As investigações apontam que o grupo utilizava uma estrutura altamente organizada para enganar as vítimas. Eles vestiam uniformes táticos camuflados, portavam insígnias e distintivos falsificados de “delegados ambientais” e usavam carteiras funcionais falsas. Para completar o cenário, os suspeitos circulavam em veículos plotados, semelhantes a viaturas oficiais das forças de segurança.
Durante as abordagens simuladas, os criminosos coagiam os produtores rurais e comerciantes sob severas ameaças de multas e embargos fictícios. Para evitar as punições inventadas, o bando exigia o pagamento de valores elevados. O dinheiro era disfarçado como patrocínio obrigatório ou anúncios para uma revista de fachada controlada pela própria quadrilha.
O grupo funcionava como uma força fiscalizatória paralela, com divisão clara de tarefas e simulação de treinamentos de natureza militar. Ao todo, os policiais cumpriram 18 medidas judiciais nas cidades de Goiânia, Aparecida de Goiânia, Caldas Novas e Mineiros.

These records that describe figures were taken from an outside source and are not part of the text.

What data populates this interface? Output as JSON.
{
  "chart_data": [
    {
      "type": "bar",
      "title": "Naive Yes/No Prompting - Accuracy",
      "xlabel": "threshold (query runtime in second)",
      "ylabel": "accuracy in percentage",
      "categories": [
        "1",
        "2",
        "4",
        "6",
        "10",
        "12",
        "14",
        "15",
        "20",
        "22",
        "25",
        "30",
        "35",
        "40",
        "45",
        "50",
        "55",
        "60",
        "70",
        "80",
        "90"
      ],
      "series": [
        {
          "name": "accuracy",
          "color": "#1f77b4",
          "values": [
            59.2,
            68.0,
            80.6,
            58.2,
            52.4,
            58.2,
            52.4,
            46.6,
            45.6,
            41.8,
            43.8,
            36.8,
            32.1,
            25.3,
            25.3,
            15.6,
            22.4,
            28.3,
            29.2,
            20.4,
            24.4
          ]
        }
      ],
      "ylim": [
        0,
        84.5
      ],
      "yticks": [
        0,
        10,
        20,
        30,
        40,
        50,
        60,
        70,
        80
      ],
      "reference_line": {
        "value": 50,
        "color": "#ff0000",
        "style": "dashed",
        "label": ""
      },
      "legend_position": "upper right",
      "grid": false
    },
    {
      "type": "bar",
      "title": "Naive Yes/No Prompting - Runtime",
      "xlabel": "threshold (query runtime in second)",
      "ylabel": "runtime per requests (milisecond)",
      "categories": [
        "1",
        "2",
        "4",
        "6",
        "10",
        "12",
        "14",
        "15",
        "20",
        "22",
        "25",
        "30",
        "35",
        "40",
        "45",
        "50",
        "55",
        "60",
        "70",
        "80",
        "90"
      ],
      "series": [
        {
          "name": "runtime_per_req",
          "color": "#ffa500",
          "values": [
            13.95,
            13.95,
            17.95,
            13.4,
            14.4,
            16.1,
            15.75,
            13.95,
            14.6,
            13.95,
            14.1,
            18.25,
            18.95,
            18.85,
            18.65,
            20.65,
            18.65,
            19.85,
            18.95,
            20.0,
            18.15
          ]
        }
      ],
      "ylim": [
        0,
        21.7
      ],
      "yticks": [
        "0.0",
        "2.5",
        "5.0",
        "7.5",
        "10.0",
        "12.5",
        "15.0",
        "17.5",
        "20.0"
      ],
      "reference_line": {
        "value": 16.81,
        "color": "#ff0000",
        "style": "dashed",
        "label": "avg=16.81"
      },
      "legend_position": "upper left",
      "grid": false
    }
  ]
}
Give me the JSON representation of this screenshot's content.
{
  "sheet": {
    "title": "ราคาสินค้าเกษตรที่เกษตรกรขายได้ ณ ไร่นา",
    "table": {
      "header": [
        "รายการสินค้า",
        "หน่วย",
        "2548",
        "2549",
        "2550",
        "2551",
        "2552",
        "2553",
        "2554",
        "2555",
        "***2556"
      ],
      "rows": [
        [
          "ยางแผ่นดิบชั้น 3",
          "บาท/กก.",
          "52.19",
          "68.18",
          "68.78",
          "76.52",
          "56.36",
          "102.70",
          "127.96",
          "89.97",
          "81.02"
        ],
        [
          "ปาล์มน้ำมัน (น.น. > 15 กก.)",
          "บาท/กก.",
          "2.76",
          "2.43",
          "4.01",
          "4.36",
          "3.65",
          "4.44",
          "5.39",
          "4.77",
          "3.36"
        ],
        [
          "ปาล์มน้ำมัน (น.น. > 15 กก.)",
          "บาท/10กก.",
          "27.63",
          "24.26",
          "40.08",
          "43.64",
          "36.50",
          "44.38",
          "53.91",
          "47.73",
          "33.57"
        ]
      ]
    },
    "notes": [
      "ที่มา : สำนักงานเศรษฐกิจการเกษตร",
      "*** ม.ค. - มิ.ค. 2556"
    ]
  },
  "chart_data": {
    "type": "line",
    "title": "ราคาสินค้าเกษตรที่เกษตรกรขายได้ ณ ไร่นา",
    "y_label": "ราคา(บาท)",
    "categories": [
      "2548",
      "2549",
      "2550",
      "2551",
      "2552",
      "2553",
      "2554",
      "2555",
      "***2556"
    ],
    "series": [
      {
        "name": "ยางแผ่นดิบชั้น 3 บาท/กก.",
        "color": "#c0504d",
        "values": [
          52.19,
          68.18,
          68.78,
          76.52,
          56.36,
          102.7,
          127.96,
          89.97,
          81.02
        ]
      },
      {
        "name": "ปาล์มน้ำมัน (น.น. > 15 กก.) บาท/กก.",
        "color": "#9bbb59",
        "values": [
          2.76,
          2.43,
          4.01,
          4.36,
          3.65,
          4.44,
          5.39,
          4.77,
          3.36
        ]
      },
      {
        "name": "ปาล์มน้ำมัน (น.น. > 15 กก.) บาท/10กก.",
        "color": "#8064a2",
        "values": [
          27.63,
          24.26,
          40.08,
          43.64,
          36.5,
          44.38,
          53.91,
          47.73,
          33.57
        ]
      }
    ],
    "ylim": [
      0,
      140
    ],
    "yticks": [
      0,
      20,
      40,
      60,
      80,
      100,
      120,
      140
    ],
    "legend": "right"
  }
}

A operação resultou em, ao menos, sete prisões temporárias e no cumprimento de 10 mandados de busca e apreensão. Nos locais vistoriados, as equipes apreenderam R$ 26 mil em espécie, uma arma de fogo, simulacros, fardamentos e todo o aparato de identificação falsa utilizado nos golpes.
A Polícia Civil divulgou a identificação e a imagem dos investigados, seguindo os termos da Lei nº 13.869/2019. O objetivo da divulgação pública é fazer com que novas vítimas e testemunhas reconheçam os suspeitos e denunciem outros casos às autoridades.